Java was the worst-performing language, with LLMs generating insecure code in more than 70% of the cases. Wessling said Java’s long history is a likely contributor. “It has one of the largest volume of publicly available training data, and a lot of that predates awareness of the CWEs we tested,” he said. Python, C# and JavaScript posted security failure rates between 38% and 45%.
The worst weaknesses were in areas that required broader context. LLMs avoided cryptographic issues and SQL injection vulnerabilities around 80% of the time, but they failed dramatically on log injection and cross-site scripting with about 10% success rate. “Knowing whether a log message is tainted requires understanding where the data comes from and what it contains,” Wessling said. That context is hard for LLMs to reason over.
Researchers tested the output of “vibe coding,” a practice in which developers rely on AI tools to produce code without explicitly defining design choices.

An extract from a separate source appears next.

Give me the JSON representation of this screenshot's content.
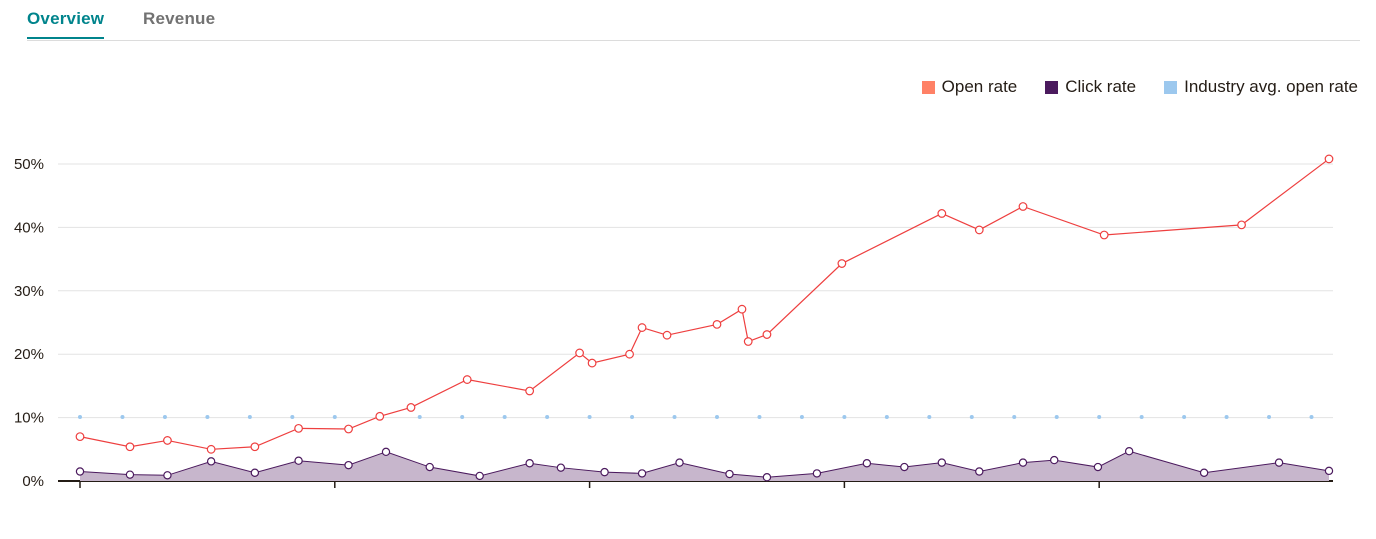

Developers often don’t specify security constraints, which effectively delegates those decisions to the model. The study shows that models pick an insecure path 45% of the time.
Some vendors have suggested that prompting LLMs more carefully could improve results, but Wessling was skeptical. “We did not run those tests as part of this study,” Wessling said, “But explicitly telling an LLM to produce more secure code will, clearly, produce more secure results, the same way telling a developer would.”
Attackers can also use AI tools to identify and exploit vulnerabilities, the report says, especially since the barrier to entry for less-skilled attackers is dropping and the speed and sophistication of attacks is increasing.
But Wessling doesn’t see LLMs as the enemy. He said they’re a critical part of the future of secure development, if used responsibly. That includes AI-driven remediation tools that can catch what LLMs miss. The report focuses on vulnerabilities introduced by code generation, but also outlines some strategies for mitigating these risks, including pairing LLM usage with static analysis, software composition analysis and package firewalls integrated into agentic workflows. Veracode recommends enforcing secure coding standards through policy automation and embedding guardrails directly in development pipelines.
In Wessling’s view, this isn’t just about improving tools but about building the right security posture around them. “Having sound security policies around scanning and remediation are critical for any software enterprise, and LLM generated code is no exception,” he said.
On whether unaugmented LLMs could ever be trusted to write secure code without oversight, Wessling said that “if the trend continues, unaugmented LLMs are unlikely to produce software that can be trusted without validation.”